Saturday, 5 January 2013

JANUARY 5, 2013

006 DIE ABENTEUER DES WERNER HOLT/The Adventures of Werner Holt (1965) Directed by Joachim Kunert.  ****

A friend with a particular interest in Eastern European cinema showed me this and for the first three-quarters of an hour (it runs two and three quarter hours) I really couldn't get into it. Then suddenly everything clicked and by the end I was convinced I had seen a great film. At the outbreak of the Second World War two students are called up to serve in the German Army and are assigned at first to an ack ack unit but later, as the war progresses, they see front line combat against the advancing Russians.
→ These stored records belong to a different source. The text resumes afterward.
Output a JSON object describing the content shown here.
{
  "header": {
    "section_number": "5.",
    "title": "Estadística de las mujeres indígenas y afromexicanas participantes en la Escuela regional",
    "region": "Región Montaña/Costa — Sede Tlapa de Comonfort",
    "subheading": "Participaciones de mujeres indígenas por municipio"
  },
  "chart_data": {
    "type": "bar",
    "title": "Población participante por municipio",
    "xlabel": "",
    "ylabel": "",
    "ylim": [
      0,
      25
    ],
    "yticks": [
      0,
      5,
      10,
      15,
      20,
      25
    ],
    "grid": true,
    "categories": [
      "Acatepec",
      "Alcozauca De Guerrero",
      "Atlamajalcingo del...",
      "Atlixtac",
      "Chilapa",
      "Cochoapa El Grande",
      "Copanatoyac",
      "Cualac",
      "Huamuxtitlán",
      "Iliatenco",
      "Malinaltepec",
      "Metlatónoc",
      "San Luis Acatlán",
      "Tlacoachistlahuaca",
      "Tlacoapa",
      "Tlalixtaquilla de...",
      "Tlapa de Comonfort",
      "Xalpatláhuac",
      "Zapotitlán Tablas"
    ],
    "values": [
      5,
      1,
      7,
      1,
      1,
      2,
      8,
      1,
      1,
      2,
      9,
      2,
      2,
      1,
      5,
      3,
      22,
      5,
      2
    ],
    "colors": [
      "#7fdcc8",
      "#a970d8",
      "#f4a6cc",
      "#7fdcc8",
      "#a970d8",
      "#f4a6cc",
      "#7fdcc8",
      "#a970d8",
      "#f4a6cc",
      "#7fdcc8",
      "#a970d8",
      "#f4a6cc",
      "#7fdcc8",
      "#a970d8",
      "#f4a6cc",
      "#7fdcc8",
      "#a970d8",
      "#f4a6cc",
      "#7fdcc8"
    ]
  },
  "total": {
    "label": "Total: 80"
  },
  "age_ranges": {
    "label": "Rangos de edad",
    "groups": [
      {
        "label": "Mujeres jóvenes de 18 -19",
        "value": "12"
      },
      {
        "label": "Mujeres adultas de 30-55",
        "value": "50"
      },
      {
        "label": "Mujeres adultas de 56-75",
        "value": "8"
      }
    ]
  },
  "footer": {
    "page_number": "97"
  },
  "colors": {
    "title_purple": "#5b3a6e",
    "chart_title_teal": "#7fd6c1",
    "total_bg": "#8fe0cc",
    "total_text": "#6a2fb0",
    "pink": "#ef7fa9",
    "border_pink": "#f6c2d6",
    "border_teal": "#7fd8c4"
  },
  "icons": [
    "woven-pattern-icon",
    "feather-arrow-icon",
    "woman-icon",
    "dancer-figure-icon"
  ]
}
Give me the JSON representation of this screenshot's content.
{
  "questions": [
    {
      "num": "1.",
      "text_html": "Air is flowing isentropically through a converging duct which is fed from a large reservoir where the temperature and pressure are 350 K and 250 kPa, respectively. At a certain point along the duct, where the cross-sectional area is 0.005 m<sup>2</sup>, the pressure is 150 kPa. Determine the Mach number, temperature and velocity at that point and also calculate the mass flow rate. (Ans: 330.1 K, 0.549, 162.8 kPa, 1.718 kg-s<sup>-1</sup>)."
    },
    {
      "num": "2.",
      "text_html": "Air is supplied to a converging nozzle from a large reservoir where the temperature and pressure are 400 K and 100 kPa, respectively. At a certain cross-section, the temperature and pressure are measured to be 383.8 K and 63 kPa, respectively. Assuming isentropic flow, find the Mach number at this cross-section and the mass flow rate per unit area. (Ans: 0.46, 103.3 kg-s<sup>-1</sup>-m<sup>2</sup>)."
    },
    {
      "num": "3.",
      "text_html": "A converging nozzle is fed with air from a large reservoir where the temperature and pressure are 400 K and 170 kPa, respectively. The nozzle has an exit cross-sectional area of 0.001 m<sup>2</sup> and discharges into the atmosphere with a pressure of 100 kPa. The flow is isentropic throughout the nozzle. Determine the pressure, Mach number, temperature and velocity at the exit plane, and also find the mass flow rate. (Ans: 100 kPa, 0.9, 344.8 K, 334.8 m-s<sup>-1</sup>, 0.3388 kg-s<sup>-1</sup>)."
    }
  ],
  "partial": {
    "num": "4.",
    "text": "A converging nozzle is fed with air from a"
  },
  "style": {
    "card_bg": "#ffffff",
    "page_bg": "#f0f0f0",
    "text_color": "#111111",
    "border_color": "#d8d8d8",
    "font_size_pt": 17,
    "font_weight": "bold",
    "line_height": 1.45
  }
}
One of the young men is patriotic enough to be drawn along by the propaganda about defending the Fatherland without being totally convinced by the nazis while the other is a fanatical supporter of Hitler. The former boy (the eponymous Werner Holt) becomes more and more disenchanted with the fascist regime as he sees the horrors perpetrated by the SS, the senseless brutality and the concentration camps but although he openly challenges his friend on several occasions he can never quite bring himself to desert him or the German cause. Made in East Germany the film never offers simple answers as it shows a world where basic human decency and morality have been turned topsy turvy. The ensemble cast are excellent by special mention must be made of
Klaus Peter Thiele (who bears a strong resemblance to Ryan Gosling) as Werner. The film also contains some disturbingly black humour.